HR-5604-119
Referred to the House Committee on Armed Services.
Sponsored by Andrea Salinas (D-OR)
What it does
This bill would prohibit members of the U.S. Armed Forces and the National Guard from being ordered to enforce immigration laws. It would codify this restriction in alignment with the Posse Comitatus Act, which generally bars the military from performing domestic civil law enforcement functions.
Who benefits
Unauthorized immigrants who might otherwise be subject to military-conducted enforcement actions. Civil liberties organizations and communities concerned about militarized domestic policing. State governors who would retain clearer authority over National Guard deployments within their states. Legal residents and citizens in border regions who may have concerns about military presence in civilian law enforcement contexts. Military service members who would be shielded from orders to perform immigration enforcement duties outside their traditional role.
Who is hurt
Federal agencies — particularly DHS and CBP — that have used or sought to use National Guard personnel to support immigration enforcement operations at the border.
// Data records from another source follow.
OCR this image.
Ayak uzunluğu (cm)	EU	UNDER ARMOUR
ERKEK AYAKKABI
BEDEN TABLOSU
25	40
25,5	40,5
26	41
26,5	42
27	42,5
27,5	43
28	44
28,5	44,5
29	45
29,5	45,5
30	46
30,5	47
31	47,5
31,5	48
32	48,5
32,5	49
Administrations that favor deploying military or Guard assets to supplement civilian immigration enforcement. Border communities and local governments that support a larger military role in deterring unauthorized border crossings. Taxpayers who fund parallel civilian enforcement agencies if military support is removed and additional civilian capacity must be funded instead.
Supporters argue
Supporters argue that using the military for immigration enforcement blurs the constitutional line between military and civilian authority that the Posse Comitatus Act was designed to protect. They contend that immigration enforcement is a civil legal function — not a military one — and that deploying armed service members in that role risks civil liberties violations, as military personnel are trained for combat rather than civilian due process standards. They point to documented incidents of National Guard units conducting stops and detentions of civilians near the border as evidence that the line has already been crossed without adequate legal guardrails.
Opponents argue
Opponents argue that the southern border faces an operational security challenge that civilian agencies alone cannot adequately address, and that targeted military support — including National Guard deployments authorized by state governors — has historically supplemented, not replaced, civilian enforcement. They contend the bill would strip commanders and governors of flexible tools already used under Operations Jumpstart and Phalanx, which were structured to keep Guard members in a support role without direct law enforcement authority. They further argue the bill conflates support functions like surveillance and logistics with actual law enforcement, potentially banning activities that do not implicate Posse Comitatus concerns.
Constitutional context
The Posse Comitatus Act (18 U.S.C. § 1385) restricts use of the Army and Air Force for domestic law enforcement; this bill would extend that principle explicitly to immigration enforcement. Under Youngstown Sheet & Tube v. Sawyer (1952), Congress has broad authority to define and limit the scope of military deployments, and presidential military authority is at its lowest when Congress has restricted it. The Commander-in-Chief Clause (Art. II, §2) grants the President operational command, but the Military Powers Clauses (Art. I, §8, cls. 12-14) give Congress authority to make rules governing the armed forces.
Checks and balances
Congress would gain explicit statutory authority to limit how the Executive deploys military and National Guard personnel domestically; the President's Commander-in-Chief authority would be constrained by this legislative restriction, consistent with Youngstown Zone 3 analysis where presidential power is at its lowest ebb.
Historical precedent
The Posse Comitatus Act of 1878 established the foundational prohibition on military domestic law enforcement; National Guard border deployments under Operations Jumpstart (2006) and Phalanx (2010) were structured specifically to avoid direct law enforcement contact, reflecting ongoing tension over where the legal line falls.